Fahrig im Boden-Finale - Kritik von Hambüchen
Foto: dpaDer 23 Jahre alte WM-Sechste aus Halle schaffte im Vorkampf trotz eines Fehlers nach der ersten Bahn sicher den Einzug ins Boden-Finale und will dort Weltmeister Marian Dragulescu aus Rumänien zur Revanche herausfordern.

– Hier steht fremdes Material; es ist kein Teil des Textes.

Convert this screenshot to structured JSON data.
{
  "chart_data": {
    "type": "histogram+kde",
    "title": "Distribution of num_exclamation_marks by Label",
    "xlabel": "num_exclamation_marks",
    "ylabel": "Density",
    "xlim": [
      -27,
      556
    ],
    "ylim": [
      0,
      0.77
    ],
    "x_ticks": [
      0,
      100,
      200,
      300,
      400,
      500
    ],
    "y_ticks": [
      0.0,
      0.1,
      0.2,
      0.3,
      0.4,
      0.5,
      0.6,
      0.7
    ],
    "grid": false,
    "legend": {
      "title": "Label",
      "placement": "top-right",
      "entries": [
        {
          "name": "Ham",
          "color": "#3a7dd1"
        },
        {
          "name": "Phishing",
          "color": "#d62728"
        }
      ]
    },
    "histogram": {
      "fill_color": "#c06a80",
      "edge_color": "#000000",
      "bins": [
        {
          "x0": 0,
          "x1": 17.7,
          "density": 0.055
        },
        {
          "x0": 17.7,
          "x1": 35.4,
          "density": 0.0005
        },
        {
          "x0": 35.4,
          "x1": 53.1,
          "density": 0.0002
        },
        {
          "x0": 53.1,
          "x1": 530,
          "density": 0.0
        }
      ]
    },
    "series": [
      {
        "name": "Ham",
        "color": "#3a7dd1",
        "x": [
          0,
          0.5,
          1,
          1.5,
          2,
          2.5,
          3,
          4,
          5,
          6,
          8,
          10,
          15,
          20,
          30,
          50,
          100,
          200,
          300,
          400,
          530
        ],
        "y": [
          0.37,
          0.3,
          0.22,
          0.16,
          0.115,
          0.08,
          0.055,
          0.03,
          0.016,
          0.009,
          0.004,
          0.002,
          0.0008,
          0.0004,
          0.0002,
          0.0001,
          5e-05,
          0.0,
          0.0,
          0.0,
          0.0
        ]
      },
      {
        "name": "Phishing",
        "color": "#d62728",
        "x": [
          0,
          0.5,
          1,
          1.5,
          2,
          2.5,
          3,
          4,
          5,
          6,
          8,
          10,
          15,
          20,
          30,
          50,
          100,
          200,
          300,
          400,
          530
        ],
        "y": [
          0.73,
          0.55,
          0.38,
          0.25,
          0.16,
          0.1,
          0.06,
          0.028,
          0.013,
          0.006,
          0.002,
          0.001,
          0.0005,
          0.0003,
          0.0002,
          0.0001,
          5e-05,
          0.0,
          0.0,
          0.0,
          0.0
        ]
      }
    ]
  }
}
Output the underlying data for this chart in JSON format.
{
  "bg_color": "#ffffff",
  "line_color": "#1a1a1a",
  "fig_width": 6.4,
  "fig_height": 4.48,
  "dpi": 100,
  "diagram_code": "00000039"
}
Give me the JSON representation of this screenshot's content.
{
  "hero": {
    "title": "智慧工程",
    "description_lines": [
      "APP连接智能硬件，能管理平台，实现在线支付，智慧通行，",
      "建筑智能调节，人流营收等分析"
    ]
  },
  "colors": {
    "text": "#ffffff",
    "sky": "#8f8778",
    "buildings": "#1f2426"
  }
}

Einen weiteren Finalplatz der deutschen Männer erkämpfte Thomas Taranu aus Straubenhardt als Sechster an den Ringen.
Nicht dabei ist beim Weltcup Fabian Hambüchen, der sich nach seinem Außenbandriss auf das Finale der Champions Trophy konzentriert. Zwei Tage vor dem Auftritt kritisierte der Mehrkampf-Europameister noch einmal den Turn-Weltverband FIG wegen der Vielzahl internationaler Wettkämpfe. 'Ich frage mich oft, ob es sein muss, dass die FIG zehn Weltcups im Jahr ausschreibt. Das ist Unsinn. Da könnte man auch ein paar streichen', sagte der 22-Jährige im Interview der 'Stuttgarter Nachrichten'. Hinzu komme 'das Problem, dass wir in jedem Jahr eine Europameisterschaft und eine Weltmeisterschaft haben. Auch wenn jeder Wettkampf für sich seinen Reiz hat - mein Terminkalender läuft bald über.'
Hambüchen hatte sich im Oktober einen Außenbandriss im linken Fuß zugezogen und das unter anderem auf die hohen Belastungen während einer Saison zurückgeführt. Bei der mit 270 000 Euro dotierten Trophy sind in Marcel Nguyen (Unterhaching) und Fahrig zwei weitere Deutsche am Start. 'Der Fuß macht sich gut. Ich bin heiß, in Stuttgart dabei zu sein. Wer mich kennt, der weiß, dass mit mir zu rechnen ist', sagte Hambüchen.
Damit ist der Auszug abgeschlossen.